Vous dites vrai, ma sœur, et ces effets sinistres
Me font bien voir ma faute au choix de mes ministres.
Si j’avois écouté de plus nobles conseils,
Je vivrois dans la gloire où vivent mes pareils ;
1205Je mériterois mieux cette amitié si pure
Que pour un frère ingrat vous donne la nature ;
César embrasseroit Pompée en ce palais ;
Notre Égypte à la terre auroit rendu la paix,
Et verroit son monarque encore à juste titre
1210Ami de tous les deux, et peut-être l’arbitre.
Mais puisque le passé ne peut se révoquer[1],
Trouvez bon qu’avec vous mon cœur s’ose expliquer.
Je vous ai maltraitée, et vous êtes si bonne,
Que vous me conservez la vie et la couronne.
1215Vainquez-vous tout à fait ; et par un digne effort
Arrachez Achillas et Photin à la mort :
Elle leur est bien due ; ils vous ont offensée ;
Mais ma gloire en leur perte est trop intéressée.
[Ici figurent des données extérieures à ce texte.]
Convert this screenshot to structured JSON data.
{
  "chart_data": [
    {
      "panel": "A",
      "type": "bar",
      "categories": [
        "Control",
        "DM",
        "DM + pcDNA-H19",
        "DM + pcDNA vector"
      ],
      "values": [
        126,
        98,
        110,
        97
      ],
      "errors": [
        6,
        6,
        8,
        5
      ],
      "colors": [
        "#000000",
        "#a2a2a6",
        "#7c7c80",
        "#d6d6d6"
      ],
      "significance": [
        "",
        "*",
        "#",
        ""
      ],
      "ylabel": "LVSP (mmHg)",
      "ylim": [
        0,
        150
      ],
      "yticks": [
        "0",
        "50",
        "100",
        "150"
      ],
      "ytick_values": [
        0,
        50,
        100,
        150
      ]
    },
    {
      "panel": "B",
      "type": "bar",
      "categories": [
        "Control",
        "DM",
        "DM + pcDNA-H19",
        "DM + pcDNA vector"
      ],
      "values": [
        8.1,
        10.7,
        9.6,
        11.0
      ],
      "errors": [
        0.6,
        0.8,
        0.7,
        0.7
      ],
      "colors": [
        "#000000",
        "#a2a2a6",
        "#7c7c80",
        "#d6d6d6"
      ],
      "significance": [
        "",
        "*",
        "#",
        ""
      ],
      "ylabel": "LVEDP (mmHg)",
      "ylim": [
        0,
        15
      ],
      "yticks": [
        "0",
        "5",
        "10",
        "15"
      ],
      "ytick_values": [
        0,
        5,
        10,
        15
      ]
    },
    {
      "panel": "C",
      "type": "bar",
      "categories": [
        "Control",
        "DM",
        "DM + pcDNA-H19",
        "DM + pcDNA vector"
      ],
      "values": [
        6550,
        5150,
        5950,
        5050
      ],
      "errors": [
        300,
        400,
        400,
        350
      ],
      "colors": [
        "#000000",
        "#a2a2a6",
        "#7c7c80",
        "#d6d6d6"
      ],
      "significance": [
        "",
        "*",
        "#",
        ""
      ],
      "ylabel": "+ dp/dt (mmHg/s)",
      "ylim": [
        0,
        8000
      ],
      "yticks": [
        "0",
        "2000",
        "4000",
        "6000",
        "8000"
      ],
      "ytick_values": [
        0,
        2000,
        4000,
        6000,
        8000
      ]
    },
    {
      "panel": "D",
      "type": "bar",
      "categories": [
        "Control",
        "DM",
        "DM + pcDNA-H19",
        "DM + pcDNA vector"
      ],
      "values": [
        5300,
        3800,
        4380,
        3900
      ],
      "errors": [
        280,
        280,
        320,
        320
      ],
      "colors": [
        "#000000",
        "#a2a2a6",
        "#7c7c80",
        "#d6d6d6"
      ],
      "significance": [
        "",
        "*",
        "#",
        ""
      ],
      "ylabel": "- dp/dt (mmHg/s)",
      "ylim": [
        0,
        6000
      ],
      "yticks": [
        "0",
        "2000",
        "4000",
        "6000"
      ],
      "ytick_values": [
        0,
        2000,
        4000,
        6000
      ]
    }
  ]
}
Si César les punit des crimes de leur roi,
1220Toute l’ignominie en rejaillit sur moi :
Il me punit en eux ; leur supplice est ma peine.
Forcez, en ma faveur, une trop juste haine.
De quoi peut satisfaire un cœur si généreux

  1. Var. Mais puisque le passé ne se peut révoquer. (1644-56).